Italy’s government has decided to reduce the proposed capital gains tax on cryptocurrency transactions from 42% to 28%, following significant feedback from industry stakeholders and political figures.
The initial proposal, introduced in October 2024, aimed to increase the tax rate from the existing 26% to 42%, sparking widespread concern among investors and businesses within the cryptocurrency sector.
Deputy Economy Minister Maurizio Leo announced the revised tax plan, emphasizing the government’s commitment to fostering a more favorable environment for digital asset investments while ensuring appropriate taxation. The adjustment reflects a balance between generating revenue and supporting the growth of the cryptocurrency industry in Italy.
The initial 42% tax proposal faced criticism from various quarters, including members of the ruling coalition.

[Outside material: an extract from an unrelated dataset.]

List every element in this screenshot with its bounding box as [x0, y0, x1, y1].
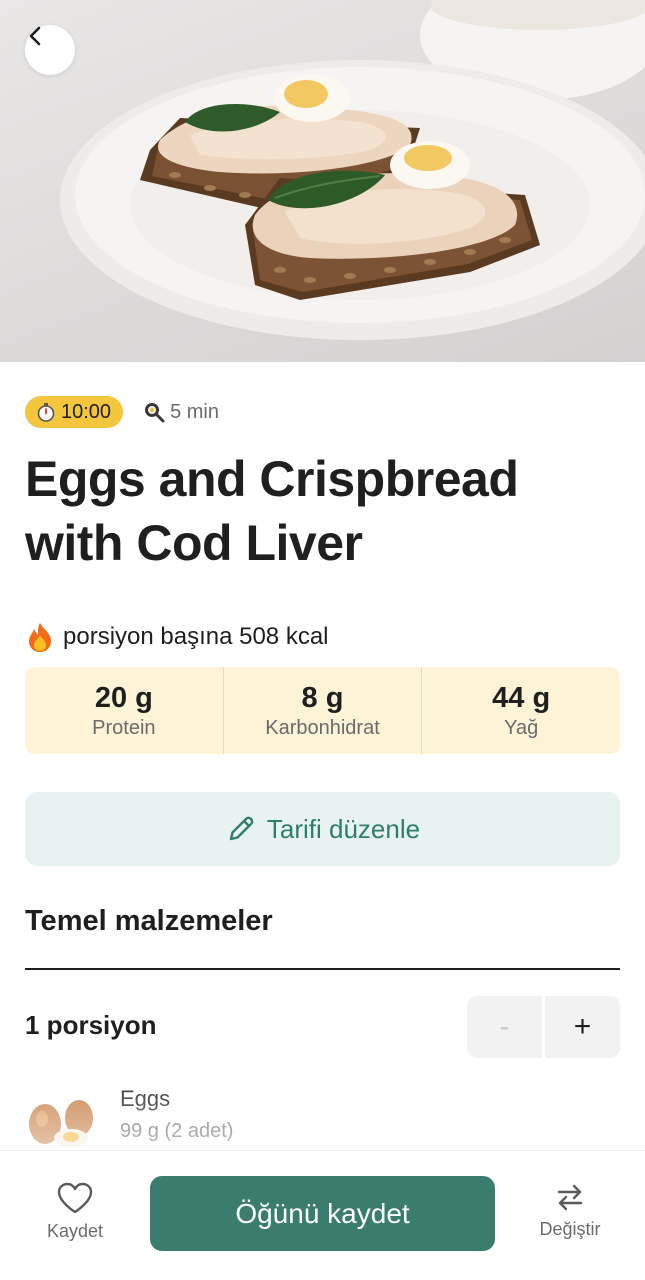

Lawmaker Giulio Centemero described the higher tax rate as “counterproductive” and called for a comprehensive dialogue with market participants to develop a more effective taxation framework.
Industry experts have welcomed the reduction to 28%, viewing it as a positive step toward maintaining Italy’s competitiveness in the rapidly evolving digital economy.
The revised tax rate is expected to encourage both domestic and international investors to engage more actively in the Italian cryptocurrency market.
The government’s decision aligns with broader European Union efforts to standardize cryptocurrency regulations across member states. The Markets in Crypto-Assets (MiCA) framework aims to provide clear guidelines for digital asset operations, promoting transparency and investor protection within the EU.
The revised tax policy is set to be included in Italy’s 2025 budget, which requires parliamentary approval by the end of December 2024.
Lawmakers are expected to deliberate on the proposal in the coming weeks, with the outcome likely to influence Italy’s position in the global cryptocurrency landscape.